When I am no longer here, GA will be yours to develop in the directions that you will choose. Some recent essays have explored domains such as economics, which is far from my personal area of competence. The test of such attempts will be their ability to impose their significance within and beyond their field, leading ultimately to the establishment of GA as a field in itself. The originary hypothesis and its immediate consequences are fortunately not confined within a single domain of the human sciences; this is the benefit I and most of you have derived from having chosen—while it still remains a valid option—a humanistic rather than a scientific field of study.
Literary texts and their philosophical correlates are as empirical as the realities of physics or biology, but at a higher level. In that they deal with the materials of human culture, we may say that they are inhabited by the sacred, that they are scenic and representational rather than worldly. In a word, they are uniquely human: anthropological in the fundamental sense of the term. Just as sacred and significant can be shown to be quasi-synonyms, so the domains of the sacred and the anthropological are fundamentally the same. We often recognize this synonymy in a moral sense in speaking of human life as “sacred.” But we must recognize that human life is more than that of each human individual: it is the life of our species, of what remains in the broadest sense the human community.
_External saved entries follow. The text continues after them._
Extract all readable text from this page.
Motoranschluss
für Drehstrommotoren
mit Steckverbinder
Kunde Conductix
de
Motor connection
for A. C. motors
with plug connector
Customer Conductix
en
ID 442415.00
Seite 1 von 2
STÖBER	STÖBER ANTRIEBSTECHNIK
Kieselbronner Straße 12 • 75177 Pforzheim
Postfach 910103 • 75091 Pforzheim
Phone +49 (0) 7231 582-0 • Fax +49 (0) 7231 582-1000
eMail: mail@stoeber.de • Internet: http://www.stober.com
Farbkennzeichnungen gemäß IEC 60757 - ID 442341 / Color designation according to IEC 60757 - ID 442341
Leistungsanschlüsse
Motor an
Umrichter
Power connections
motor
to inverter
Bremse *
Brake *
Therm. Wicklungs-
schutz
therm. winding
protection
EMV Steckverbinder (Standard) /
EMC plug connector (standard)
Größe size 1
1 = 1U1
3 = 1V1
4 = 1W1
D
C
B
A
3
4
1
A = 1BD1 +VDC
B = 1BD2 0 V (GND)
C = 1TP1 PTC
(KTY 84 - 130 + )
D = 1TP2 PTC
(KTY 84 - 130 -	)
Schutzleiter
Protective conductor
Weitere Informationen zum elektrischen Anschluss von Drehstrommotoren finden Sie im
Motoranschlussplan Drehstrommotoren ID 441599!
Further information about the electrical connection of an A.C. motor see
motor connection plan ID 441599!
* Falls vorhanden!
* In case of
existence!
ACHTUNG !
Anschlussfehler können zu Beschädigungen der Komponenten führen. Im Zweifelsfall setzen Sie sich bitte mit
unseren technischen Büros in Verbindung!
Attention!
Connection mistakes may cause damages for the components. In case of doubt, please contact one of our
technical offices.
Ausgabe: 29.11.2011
The fundamental truths of GA cannot be said to require a specific political implementation. There is certainly room for political disagreement, and even the idea of a “Left GA” is not implausible so long as we are able to come together in dialogue concerning our core ideas. Thus my analysis of the Left as motivated by the epistemology of resentment is not meant as a denigration but on the contrary, as the revelation of a potentially liberating gesture, one that in the Revolutionary era, to whatever excesses it may have led, overturned the notion that humanity should be understood as composed of castes some of which are intrinsically worthy of dominance over others. To what extent this critique can be said to justify the recent extreme developments of this epistemology is a question we should be happy to debate.
But to conclude on a positive note: the likely return of the West, and the US in particular, to a more skeptical attitude toward today’s “progressive” ideas seems likely to increase GA’s attractiveness to the academic world. So let us strive to maintain our faith in our hypothesis, not fearing to modify it when necessary—and in its eventual triumph.